When Bilott took Tennant’s case, few people knew what C8 was. When he found it listed in DuPont’s landfill documents, Bilott researched the chemical in environmental libraries but found nothing. He went straight to the source — through the legal discovery process, he asked DuPont for information about the chemical. 

After pushback from the company, Bilott began to receive internal records that showed the company had been documenting the chemical’s health effects since the 1950s. Not only was C8 in the West Virginia landfill, it was also being released into the air from manufacturing smokestacks and had been pumped into the Ohio River. 

It was in those documents that Soechtig found the name for her film: “DuPont knew about the perils of C8,” she says. “They knew there were problems and suggested in one memo that they find a replacement. But they concluded any chemical was going to have problems, and C8 was ‘the devil we know.’ ”

In March 2001, Bilott sent a 972-page letter to the United States Environmental Protection Agency that detailed the situation, which triggered them to start investigating C8. By then, the chemical had already been in use and had been emitted into the environment for 50 years.

“There was pressure on the EPA to come out with a drinking water guideline, which it did in 2016. And when that guideline came out, it spurred even more testing across the country, including by the Department of Defense,” Bilott says. “Many sites, including military bases and airports, are contaminated.”

When his story was featured in The New York Times in January 2016, it sparked a response not just across the country, but also throughout the world. C8 is now “a huge problem in Australia,” Bilott says. “It’s in New Zealand, in Italy, in Germany. It’s become an international issue.”

How C8 first entered the bloodstream of millions of Americans is unknown.

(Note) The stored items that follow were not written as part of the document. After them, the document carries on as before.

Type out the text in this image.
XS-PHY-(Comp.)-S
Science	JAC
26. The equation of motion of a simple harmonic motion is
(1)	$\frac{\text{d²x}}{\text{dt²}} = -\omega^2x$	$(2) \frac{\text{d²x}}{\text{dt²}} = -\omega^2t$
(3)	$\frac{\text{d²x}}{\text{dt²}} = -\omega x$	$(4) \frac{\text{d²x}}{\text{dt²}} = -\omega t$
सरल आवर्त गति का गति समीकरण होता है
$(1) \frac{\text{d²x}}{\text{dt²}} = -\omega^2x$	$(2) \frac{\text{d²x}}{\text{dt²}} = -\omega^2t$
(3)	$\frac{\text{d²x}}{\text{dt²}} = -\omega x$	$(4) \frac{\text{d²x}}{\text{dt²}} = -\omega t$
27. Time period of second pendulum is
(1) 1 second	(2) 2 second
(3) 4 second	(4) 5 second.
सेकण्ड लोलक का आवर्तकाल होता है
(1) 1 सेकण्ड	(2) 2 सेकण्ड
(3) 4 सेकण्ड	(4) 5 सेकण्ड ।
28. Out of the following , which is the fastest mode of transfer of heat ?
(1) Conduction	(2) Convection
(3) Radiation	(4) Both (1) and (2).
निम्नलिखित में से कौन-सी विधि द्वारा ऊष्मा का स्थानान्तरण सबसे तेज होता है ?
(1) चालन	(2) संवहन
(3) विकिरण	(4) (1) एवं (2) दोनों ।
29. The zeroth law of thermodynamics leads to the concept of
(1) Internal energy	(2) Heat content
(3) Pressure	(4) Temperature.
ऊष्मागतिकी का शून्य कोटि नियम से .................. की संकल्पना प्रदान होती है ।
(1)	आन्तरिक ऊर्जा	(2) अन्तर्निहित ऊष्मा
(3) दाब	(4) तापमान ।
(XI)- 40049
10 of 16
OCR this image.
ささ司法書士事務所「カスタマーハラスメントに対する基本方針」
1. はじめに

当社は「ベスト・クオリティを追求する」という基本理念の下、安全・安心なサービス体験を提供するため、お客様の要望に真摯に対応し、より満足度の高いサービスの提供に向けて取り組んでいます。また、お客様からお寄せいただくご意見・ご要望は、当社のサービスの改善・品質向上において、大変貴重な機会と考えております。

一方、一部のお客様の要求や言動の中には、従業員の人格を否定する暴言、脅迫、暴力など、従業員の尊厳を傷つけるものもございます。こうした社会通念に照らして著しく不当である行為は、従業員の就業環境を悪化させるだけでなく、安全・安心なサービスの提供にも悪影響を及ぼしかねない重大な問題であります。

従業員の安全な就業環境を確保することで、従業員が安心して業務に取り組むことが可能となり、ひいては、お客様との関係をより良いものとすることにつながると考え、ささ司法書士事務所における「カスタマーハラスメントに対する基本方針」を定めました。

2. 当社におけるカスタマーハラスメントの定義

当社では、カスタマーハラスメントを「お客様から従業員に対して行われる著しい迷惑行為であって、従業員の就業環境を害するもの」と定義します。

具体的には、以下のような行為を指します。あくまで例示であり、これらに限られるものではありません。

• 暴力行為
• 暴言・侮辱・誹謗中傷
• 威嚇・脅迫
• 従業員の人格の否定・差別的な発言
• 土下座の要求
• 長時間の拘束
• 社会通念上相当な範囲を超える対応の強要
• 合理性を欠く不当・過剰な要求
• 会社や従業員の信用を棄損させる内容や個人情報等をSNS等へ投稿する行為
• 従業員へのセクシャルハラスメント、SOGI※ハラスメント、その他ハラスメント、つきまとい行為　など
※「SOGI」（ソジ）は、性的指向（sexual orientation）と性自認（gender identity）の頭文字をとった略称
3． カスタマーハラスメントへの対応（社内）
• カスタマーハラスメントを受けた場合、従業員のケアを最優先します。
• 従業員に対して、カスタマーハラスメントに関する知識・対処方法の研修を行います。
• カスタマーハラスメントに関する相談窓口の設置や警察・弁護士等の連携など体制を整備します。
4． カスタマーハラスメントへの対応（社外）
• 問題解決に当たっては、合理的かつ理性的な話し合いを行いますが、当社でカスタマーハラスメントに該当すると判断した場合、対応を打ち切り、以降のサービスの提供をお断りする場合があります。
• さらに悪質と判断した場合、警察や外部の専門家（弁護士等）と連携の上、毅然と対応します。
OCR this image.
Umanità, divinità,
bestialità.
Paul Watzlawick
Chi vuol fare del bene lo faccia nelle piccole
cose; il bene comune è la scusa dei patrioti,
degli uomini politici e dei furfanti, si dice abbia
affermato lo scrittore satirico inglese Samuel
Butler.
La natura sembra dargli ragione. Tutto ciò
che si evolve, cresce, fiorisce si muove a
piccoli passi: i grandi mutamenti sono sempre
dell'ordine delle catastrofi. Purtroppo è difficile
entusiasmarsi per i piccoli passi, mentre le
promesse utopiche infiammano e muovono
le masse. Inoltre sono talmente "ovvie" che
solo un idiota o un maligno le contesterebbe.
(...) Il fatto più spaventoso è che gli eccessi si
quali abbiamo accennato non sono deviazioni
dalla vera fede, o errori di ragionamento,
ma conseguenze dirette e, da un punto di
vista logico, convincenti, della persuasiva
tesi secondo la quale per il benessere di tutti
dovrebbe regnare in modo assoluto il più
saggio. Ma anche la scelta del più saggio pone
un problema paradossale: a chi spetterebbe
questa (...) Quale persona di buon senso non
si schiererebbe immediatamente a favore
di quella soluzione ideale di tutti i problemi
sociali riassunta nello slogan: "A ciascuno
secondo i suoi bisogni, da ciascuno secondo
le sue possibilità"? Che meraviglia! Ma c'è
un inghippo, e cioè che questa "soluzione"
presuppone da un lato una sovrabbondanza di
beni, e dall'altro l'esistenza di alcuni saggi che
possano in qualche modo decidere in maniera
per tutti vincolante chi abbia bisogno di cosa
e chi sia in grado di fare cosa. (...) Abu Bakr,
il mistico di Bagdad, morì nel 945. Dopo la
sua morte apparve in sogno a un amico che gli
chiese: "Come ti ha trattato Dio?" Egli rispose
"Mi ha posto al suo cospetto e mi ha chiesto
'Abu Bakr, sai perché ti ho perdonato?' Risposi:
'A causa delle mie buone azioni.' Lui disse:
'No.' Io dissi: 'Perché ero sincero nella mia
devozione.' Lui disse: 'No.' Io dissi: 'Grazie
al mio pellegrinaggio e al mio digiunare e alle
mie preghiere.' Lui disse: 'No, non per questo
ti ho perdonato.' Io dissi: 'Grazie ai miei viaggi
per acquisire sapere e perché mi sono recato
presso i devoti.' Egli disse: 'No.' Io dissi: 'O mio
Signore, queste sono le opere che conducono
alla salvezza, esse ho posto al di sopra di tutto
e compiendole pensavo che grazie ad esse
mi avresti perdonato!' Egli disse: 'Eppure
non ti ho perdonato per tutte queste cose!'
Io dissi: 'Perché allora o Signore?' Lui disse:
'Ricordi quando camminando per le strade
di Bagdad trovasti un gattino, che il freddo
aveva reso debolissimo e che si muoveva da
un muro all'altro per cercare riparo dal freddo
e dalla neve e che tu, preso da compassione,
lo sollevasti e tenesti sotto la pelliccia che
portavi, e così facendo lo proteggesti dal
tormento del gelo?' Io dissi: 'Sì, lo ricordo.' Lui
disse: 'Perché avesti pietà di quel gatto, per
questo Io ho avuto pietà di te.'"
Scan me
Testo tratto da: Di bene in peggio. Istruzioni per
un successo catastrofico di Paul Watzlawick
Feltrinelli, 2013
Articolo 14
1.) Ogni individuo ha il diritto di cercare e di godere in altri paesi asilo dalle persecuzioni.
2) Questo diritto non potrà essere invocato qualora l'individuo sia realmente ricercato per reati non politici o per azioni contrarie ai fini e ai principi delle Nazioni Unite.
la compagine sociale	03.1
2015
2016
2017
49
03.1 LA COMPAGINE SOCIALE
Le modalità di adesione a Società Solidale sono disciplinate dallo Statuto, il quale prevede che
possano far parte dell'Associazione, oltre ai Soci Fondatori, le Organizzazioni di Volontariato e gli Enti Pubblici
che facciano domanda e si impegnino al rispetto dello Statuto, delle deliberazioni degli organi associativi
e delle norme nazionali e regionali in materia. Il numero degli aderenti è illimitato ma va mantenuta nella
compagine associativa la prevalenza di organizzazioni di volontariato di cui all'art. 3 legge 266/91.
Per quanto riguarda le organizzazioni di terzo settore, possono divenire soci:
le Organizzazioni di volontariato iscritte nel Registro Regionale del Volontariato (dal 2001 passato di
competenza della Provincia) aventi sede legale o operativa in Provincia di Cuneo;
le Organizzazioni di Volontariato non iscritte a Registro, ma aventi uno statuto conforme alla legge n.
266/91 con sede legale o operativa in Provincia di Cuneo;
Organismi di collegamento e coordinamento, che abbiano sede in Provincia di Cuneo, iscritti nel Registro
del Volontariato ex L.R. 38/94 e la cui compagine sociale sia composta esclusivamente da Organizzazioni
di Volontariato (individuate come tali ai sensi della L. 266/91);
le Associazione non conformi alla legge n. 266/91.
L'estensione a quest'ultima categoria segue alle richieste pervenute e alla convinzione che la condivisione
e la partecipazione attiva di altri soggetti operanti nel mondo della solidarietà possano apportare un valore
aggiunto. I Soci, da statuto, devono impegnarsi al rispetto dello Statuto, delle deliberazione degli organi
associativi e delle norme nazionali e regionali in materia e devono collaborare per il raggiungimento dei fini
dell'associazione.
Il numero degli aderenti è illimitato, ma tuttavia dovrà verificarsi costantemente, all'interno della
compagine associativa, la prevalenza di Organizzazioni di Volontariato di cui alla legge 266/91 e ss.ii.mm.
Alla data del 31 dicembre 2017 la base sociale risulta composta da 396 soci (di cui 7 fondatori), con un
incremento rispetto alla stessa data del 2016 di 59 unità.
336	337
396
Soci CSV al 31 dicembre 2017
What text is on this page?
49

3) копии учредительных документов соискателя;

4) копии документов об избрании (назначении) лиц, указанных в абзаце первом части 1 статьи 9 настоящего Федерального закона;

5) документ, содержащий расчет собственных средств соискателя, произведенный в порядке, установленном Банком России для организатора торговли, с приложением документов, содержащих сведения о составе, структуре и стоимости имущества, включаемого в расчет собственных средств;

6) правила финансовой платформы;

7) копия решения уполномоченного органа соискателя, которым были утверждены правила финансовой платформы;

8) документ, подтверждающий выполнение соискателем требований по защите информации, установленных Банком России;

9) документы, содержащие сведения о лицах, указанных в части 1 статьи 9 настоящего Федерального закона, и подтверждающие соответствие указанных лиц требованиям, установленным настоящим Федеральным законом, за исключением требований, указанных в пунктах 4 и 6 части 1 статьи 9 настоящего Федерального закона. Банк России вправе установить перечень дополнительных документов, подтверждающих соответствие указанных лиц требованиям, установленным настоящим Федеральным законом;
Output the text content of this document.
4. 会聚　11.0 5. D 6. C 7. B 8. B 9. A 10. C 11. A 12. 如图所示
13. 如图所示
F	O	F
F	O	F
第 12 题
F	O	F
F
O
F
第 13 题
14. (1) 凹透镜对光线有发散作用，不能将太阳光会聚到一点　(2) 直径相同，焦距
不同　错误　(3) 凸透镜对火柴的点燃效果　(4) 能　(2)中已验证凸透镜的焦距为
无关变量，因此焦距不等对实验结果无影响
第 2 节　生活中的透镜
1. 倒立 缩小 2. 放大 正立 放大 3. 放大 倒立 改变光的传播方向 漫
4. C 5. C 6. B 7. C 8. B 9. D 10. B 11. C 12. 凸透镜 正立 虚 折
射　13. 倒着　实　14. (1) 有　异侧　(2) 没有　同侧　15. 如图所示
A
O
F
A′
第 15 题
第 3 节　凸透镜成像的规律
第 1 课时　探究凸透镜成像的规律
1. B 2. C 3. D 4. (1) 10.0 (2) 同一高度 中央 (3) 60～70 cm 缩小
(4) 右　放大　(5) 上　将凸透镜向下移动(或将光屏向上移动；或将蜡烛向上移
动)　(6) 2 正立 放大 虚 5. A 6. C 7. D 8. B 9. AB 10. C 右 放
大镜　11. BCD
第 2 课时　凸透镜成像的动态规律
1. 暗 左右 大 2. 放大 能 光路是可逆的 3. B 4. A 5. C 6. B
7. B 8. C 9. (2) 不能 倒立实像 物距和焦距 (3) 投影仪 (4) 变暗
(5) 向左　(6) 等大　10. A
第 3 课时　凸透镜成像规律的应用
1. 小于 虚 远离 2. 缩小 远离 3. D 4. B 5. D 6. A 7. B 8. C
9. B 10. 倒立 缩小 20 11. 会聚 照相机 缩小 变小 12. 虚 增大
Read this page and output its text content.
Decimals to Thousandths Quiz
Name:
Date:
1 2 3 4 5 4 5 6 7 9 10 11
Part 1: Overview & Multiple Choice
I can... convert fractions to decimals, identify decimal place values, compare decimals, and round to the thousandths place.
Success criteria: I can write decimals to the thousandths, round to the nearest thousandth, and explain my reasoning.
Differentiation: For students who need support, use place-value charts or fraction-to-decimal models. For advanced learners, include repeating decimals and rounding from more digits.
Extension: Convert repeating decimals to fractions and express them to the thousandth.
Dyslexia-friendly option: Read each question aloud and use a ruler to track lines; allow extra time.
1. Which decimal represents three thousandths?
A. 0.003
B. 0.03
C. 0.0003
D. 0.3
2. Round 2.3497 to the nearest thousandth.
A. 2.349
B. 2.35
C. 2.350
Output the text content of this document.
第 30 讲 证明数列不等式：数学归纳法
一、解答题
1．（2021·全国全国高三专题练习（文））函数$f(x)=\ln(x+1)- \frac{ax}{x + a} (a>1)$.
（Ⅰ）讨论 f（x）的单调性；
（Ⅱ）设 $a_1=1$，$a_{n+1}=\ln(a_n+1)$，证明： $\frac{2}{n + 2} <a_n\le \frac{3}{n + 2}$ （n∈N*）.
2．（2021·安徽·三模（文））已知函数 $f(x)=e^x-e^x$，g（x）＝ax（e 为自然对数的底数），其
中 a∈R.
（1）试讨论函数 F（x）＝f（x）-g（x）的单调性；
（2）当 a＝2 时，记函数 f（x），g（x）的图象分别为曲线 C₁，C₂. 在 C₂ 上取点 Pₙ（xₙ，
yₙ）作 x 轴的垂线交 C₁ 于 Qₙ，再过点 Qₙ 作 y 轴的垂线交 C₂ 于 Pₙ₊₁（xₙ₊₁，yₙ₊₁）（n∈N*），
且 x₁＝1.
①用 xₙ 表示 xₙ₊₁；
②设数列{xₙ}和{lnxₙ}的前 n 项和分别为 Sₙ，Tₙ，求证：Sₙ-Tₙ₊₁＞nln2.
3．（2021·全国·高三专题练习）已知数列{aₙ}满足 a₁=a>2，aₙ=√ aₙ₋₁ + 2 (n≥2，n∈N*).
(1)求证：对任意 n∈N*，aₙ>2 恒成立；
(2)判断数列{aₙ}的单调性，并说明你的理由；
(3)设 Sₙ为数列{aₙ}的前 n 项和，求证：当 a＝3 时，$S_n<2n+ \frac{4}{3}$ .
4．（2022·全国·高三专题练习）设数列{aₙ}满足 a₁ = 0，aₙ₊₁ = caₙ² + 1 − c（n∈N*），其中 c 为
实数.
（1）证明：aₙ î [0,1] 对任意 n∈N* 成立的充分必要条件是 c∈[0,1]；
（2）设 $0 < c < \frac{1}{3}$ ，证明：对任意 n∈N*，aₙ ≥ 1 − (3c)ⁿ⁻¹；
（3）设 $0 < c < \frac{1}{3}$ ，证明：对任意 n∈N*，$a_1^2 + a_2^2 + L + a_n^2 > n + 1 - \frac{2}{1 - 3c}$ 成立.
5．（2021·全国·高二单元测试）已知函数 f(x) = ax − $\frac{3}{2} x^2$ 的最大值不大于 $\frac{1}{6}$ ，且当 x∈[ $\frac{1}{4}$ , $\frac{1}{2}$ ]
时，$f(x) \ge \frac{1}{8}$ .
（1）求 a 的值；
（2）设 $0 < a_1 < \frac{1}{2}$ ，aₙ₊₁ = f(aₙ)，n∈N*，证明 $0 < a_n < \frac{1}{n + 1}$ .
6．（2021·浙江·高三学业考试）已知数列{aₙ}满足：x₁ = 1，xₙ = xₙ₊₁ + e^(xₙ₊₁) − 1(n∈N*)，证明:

The chemical can make its way into clouds through smokestack emissions, but it’s likely the exposure also came from fast-food wrappers, pizza boxes, fabric treated to repel stains or water, nonstick cookware and other everyday products.

Since Bilott’s first meeting with Tennant, C8 has been linked to six diseases, including kidney cancer, testicular cancer, ulcerative colitis, thyroid disease, preeclampsia and high cholesterol. This year, DuPont settled over 3,550 C8 cases for nearly $671 million, but continued to deny any wrongdoing.

But even a legal settlement of that size doesn’t offer reassurance, as Soechtig points out in her film: DuPont, and other companies, can change the chemical formula slightly and continue producing it. A corporate spinoff of DuPont called Chemours has done just that, with a chemical known as GenX.

Internationally, Bilott has been recognized for his fight. He received the 2017 Right Livelihood Award in Sweden for exposing a decades-long history of chemical pollution and setting a precedent for the effective regulation of hazardous substances.